Storage area networks

Storage area networks (SANs) allow multiple processors to share a pool of common storage. It is a powerful solution for sharing content across a homogeneous system. A SAN is a pool of virtual storage, which is treated by a device as if all the storage were local. SANs can be comprised of local storage on a number of machines, centralized storage or a combination of both. Unlike a traditional network, SANs do not involve file transfer. When users gain access to a shared piece of content, they are not making a copy of the content on their local storage. Nor are they attaching a file system to their local box. To the user, it appears as if the content resides on their local system regardless of where the content is physically stored. Furthermore, SANs operate separately from a local area network (LAN), so storage-related functions do not slow normal LAN traffic.
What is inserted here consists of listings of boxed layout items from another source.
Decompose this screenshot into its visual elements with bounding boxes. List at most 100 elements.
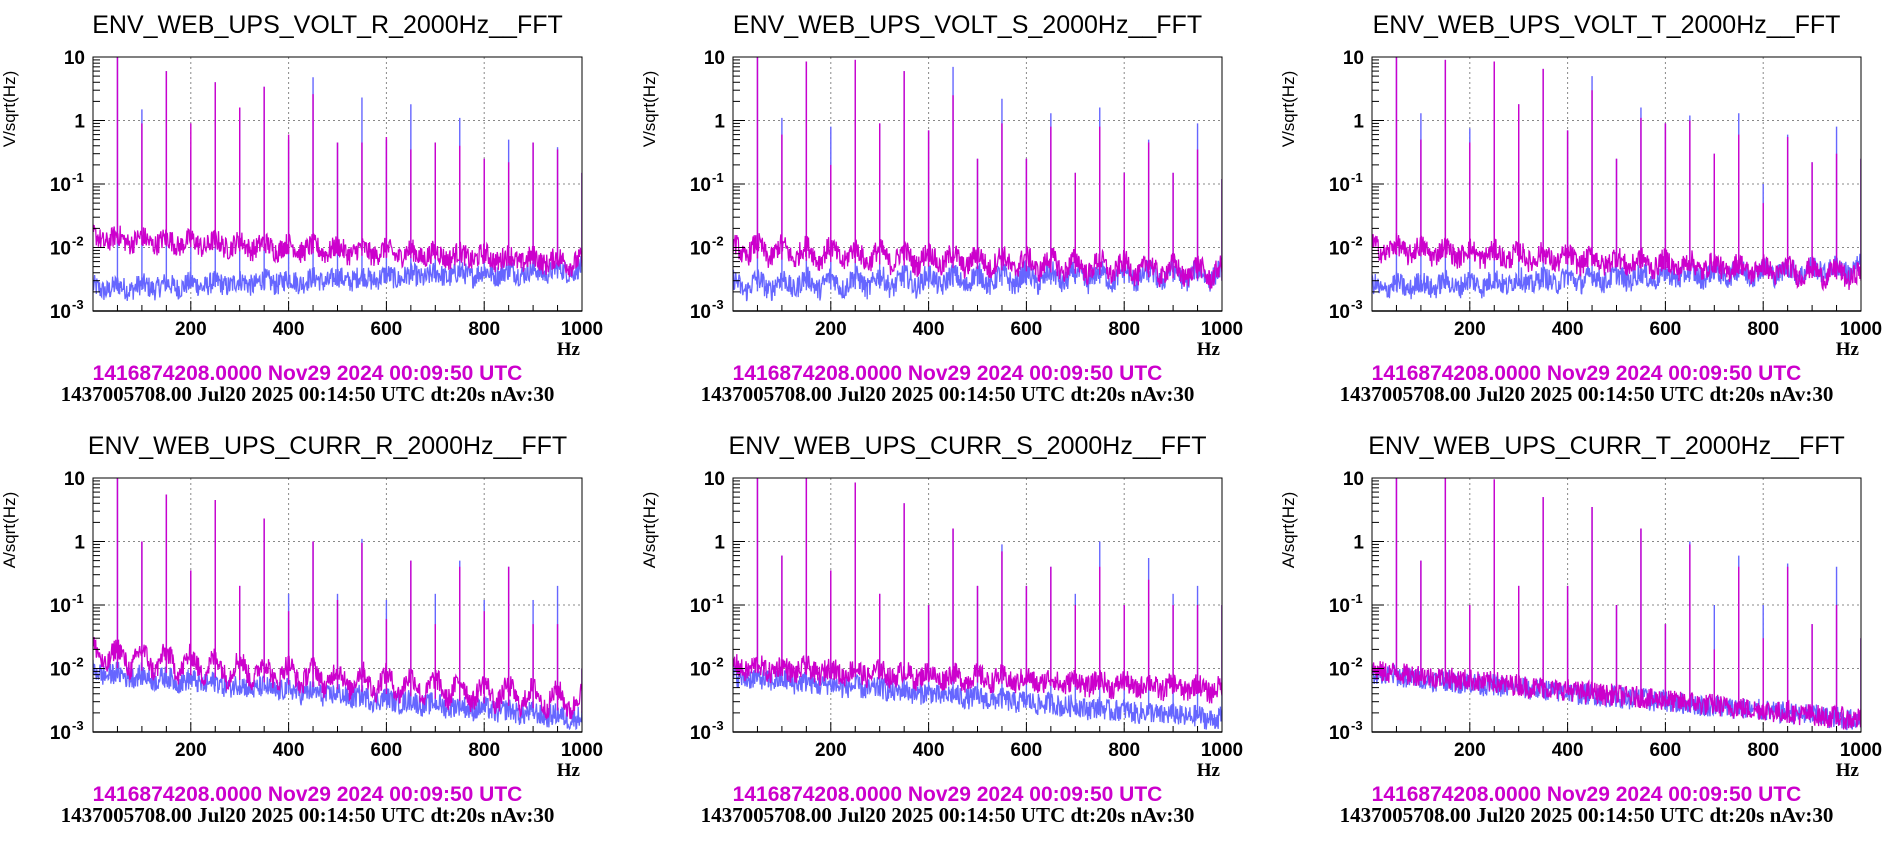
y-axis-label: A/sqrt(Hz): [1279, 492, 1298, 569]
y-tick-exponent: -1: [72, 170, 84, 185]
y-tick-label: 10: [50, 175, 71, 196]
x-axis-label: Hz: [1197, 760, 1221, 781]
fft-panel-4: ENV_WEB_UPS_CURR_R_2000Hz__FFT 200 400 600 8…: [0, 432, 603, 827]
x-tick-label: 400: [1552, 740, 1584, 761]
y-tick-exponent: -3: [72, 718, 84, 733]
reference-timestamp: 1416874208.0000 Nov29 2024 00:09:50 UTC: [1372, 783, 1802, 806]
y-tick-label: 10: [1343, 48, 1364, 69]
fft-panel-6: ENV_WEB_UPS_CURR_T_2000Hz__FFT 200 400 600 8…: [1279, 432, 1882, 827]
y-tick-exponent: -1: [712, 170, 724, 185]
series-group: [93, 478, 582, 731]
x-tick-label: 800: [468, 319, 500, 340]
y-tick-exponent: -2: [1351, 234, 1363, 249]
y-tick-label: 10: [704, 48, 725, 69]
y-tick-label: 10: [50, 596, 71, 617]
y-tick-label: 10: [690, 239, 711, 260]
x-tick-label: 800: [1108, 319, 1140, 340]
y-tick-exponent: -3: [1351, 718, 1363, 733]
x-tick-label: 400: [273, 740, 305, 761]
x-tick-label: 800: [1747, 319, 1779, 340]
x-tick-label: 400: [1552, 319, 1584, 340]
x-tick-label: 600: [1650, 740, 1682, 761]
y-axis-label: V/sqrt(Hz): [0, 71, 19, 148]
fft-panel-2: ENV_WEB_UPS_VOLT_S_2000Hz__FFT 200 400 600 8…: [640, 11, 1243, 406]
x-tick-label: 800: [1108, 740, 1140, 761]
x-tick-label: 400: [913, 740, 945, 761]
y-tick-label: 10: [704, 469, 725, 490]
y-tick-label: 10: [64, 48, 85, 69]
x-axis-label: Hz: [557, 760, 581, 781]
series-group: [93, 57, 582, 301]
x-tick-label: 800: [468, 740, 500, 761]
series-group: [733, 57, 1222, 302]
x-tick-label: 1000: [1201, 319, 1243, 340]
y-tick-label: 10: [1329, 302, 1350, 323]
current-timestamp: 1437005708.00 Jul20 2025 00:14:50 UTC dt…: [1340, 382, 1834, 406]
current-timestamp: 1437005708.00 Jul20 2025 00:14:50 UTC dt…: [61, 803, 555, 827]
chart-title: ENV_WEB_UPS_VOLT_T_2000Hz__FFT: [1373, 11, 1841, 39]
y-tick-exponent: -2: [72, 234, 84, 249]
fft-panel-1: ENV_WEB_UPS_VOLT_R_2000Hz__FFT 200 400 600 8…: [0, 11, 603, 406]
x-axis-label: Hz: [1836, 339, 1860, 360]
x-tick-label: 800: [1747, 740, 1779, 761]
y-tick-label: 10: [50, 723, 71, 744]
y-tick-label: 1: [74, 112, 85, 133]
y-tick-label: 10: [1329, 175, 1350, 196]
y-tick-label: 10: [50, 302, 71, 323]
chart-title: ENV_WEB_UPS_CURR_R_2000Hz__FFT: [88, 432, 567, 460]
fft-panel-3: ENV_WEB_UPS_VOLT_T_2000Hz__FFT 200 400 600 8…: [1279, 11, 1882, 406]
y-tick-label: 1: [74, 533, 85, 554]
y-tick-label: 10: [64, 469, 85, 490]
chart-title: ENV_WEB_UPS_VOLT_R_2000Hz__FFT: [92, 11, 563, 39]
x-tick-label: 200: [1454, 740, 1486, 761]
y-tick-label: 10: [690, 302, 711, 323]
x-tick-label: 200: [815, 740, 847, 761]
reference-timestamp: 1416874208.0000 Nov29 2024 00:09:50 UTC: [93, 362, 523, 385]
y-tick-exponent: -3: [1351, 297, 1363, 312]
y-tick-label: 1: [714, 112, 725, 133]
y-tick-label: 10: [690, 596, 711, 617]
current-timestamp: 1437005708.00 Jul20 2025 00:14:50 UTC dt…: [701, 382, 1195, 406]
fft-panel-5: ENV_WEB_UPS_CURR_S_2000Hz__FFT 200 400 600 8…: [640, 432, 1243, 827]
y-tick-exponent: -2: [712, 655, 724, 670]
current-timestamp: 1437005708.00 Jul20 2025 00:14:50 UTC dt…: [701, 803, 1195, 827]
y-tick-exponent: -1: [72, 591, 84, 606]
series-current-floor: [93, 255, 582, 301]
y-tick-label: 1: [714, 533, 725, 554]
x-tick-label: 400: [273, 319, 305, 340]
x-tick-label: 1000: [1201, 740, 1243, 761]
y-tick-exponent: -3: [72, 297, 84, 312]
y-axis-label: A/sqrt(Hz): [0, 492, 19, 569]
y-tick-exponent: -1: [1351, 170, 1363, 185]
current-timestamp: 1437005708.00 Jul20 2025 00:14:50 UTC dt…: [61, 382, 555, 406]
x-tick-label: 1000: [561, 319, 603, 340]
x-tick-label: 1000: [1840, 319, 1882, 340]
y-tick-label: 10: [1329, 660, 1350, 681]
y-tick-label: 10: [690, 660, 711, 681]
y-tick-exponent: -2: [712, 234, 724, 249]
x-tick-label: 600: [1011, 740, 1043, 761]
y-tick-label: 10: [690, 723, 711, 744]
series-group: [1372, 57, 1861, 300]
y-tick-label: 10: [50, 660, 71, 681]
y-tick-label: 1: [1353, 112, 1364, 133]
current-timestamp: 1437005708.00 Jul20 2025 00:14:50 UTC dt…: [1340, 803, 1834, 827]
y-tick-label: 10: [1329, 596, 1350, 617]
x-tick-label: 200: [1454, 319, 1486, 340]
x-tick-label: 1000: [561, 740, 603, 761]
x-tick-label: 600: [1011, 319, 1043, 340]
y-tick-label: 10: [1343, 469, 1364, 490]
series-group: [1372, 478, 1861, 731]
y-tick-exponent: -3: [712, 297, 724, 312]
x-tick-label: 200: [175, 319, 207, 340]
y-tick-exponent: -1: [1351, 591, 1363, 606]
y-tick-exponent: -1: [712, 591, 724, 606]
y-tick-label: 1: [1353, 533, 1364, 554]
reference-timestamp: 1416874208.0000 Nov29 2024 00:09:50 UTC: [733, 783, 1163, 806]
y-tick-exponent: -2: [72, 655, 84, 670]
y-axis-label: A/sqrt(Hz): [640, 492, 659, 569]
x-tick-label: 200: [815, 319, 847, 340]
y-tick-label: 10: [50, 239, 71, 260]
chart-title: ENV_WEB_UPS_CURR_S_2000Hz__FFT: [729, 432, 1207, 460]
SAN assembly The SAN consists of three basic components: an interface (like SCSI, Fibre Channel or ESCON), interconnects (switches, gateways, routers or hubs), and a protocol (like IP or SCSI) that controls traffic over the access paths that connect the nodes. These three components plus the attached storage devices and servers form an independent storage area network.

While the SAN supports a number of interfaces, Fibre Channel (both Fibre Channel Arbitrated Loop [FC-AL] and Fibre Channel fabrics) has gained the limelight due to its flexibility, high throughput, inherent fault-tolerant access paths and potential for revitalizing network-to-storage communications. In most, but not all SAN implementations, Fibre Channel serves as a sort of shared "SCSI extender," allowing local systems to treat remotely located storage as a local SCSI device.

Figure 1 shows a simple SAN system. Note that each video server has inputs, outputs, local storage and a SAN connection. Content stored on the local drive is accessible not just to users on the local node but to all users on the SAN. An item stored on System A is just as available to a user of that system as it is to a user on System B. A user on System B does not have to copy content from System A before it can be used.

Most of us are familiar with the Windows operating systems. When users want to access content stored on a different computer across a network, the remote computer must first be found on the network, a username and password must be typed, then the drive and the desired file must be located. At that point, the desired file must be copied to the local drive. As an extension to this idea, both Windows and UNIX support mounting remote file systems. Once a remote file system is mounted locally, this storage appears to be part of the local file. Remote file system technology has been around for a long time and is well understood. It operates well across public networks. However, it includes overhead that may not be appropriate for rich media applications at high bit rates operating across dedicated networks.

SAN concerns SANs raise some interesting issues. For example, if SAN data is not stored in a particular location, how can it be adequately backed up? Some SAN solutions automatically create two copies of any newly ingested material. The system makes sure that the same data is not stored in the same location. Other SAN systems stripe the data across multiple systems. If one server's local storage becomes unavailable the SAN recreates the data using parity algorithms. In any case, it is important that users understand how their SAN data is protected and what the cost of this protection is in terms of disk storage.

Another issue in SAN design is bandwidth. How do SAN systems ensure that the SAN does not fall over if all users on the SAN request data simultaneously? First, they design the bandwidth of the SAN so that it has extra capacity. The extra capacity assures that the SAN keeps functioning even in times of extremely high demand. Some might argue that this is wasteful and drives up cost. The fact is that high-speed network hardware is falling in price, and is now such a small part of the total system price that this is no longer a consideration. Second, they insist that connections to the SAN be carefully controlled. If the SAN is grown in an unplanned way, the overall bandwidth of the SAN could be exceeded under peak conditions.

If SAN is so great, why doesn't everyone use it? SAN has a few challenges. First, SAN does not work well in a multivendor environment. If you are looking to mix vendors' equipment, you are better off using network-attached storage, or some other Internet protocol-based system. The standards for SAN do not address the issue of file interchange. Just because you can transfer a file from one vendor to another does not mean you can play it. For example, you might be able to create an MPEG file that cannot be decoded by another system. For this reason, SANs exist pretty much as single vendor solutions. Also, as previously discussed, most vendors are nervous about connecting to other SANs because of concerns about bandwidth demands.

Second, SANs may turn out to be more expensive when you are looking for a server system that has a low number of I/O channels but lots of storage. Finally, SANs may not be the way to go if you are looking for a small system. Generally, simple, stand-alone systems are less expensive.

SANs are best used in larger systems where users want many I/O channels and they all want to access the same content. As storage prices fall, building one server with a huge amount of storage is not a problem. However, I/O still requires bandwidth inside the server. There are two common strategies for dealing with large I/O requirements. One is to build a large server with what amounts to a router inside it. The other is to connect a number of smaller I/O devices to a network. That is what a SAN does. It allows one to grow a network efficiently without having to upgrade boxes.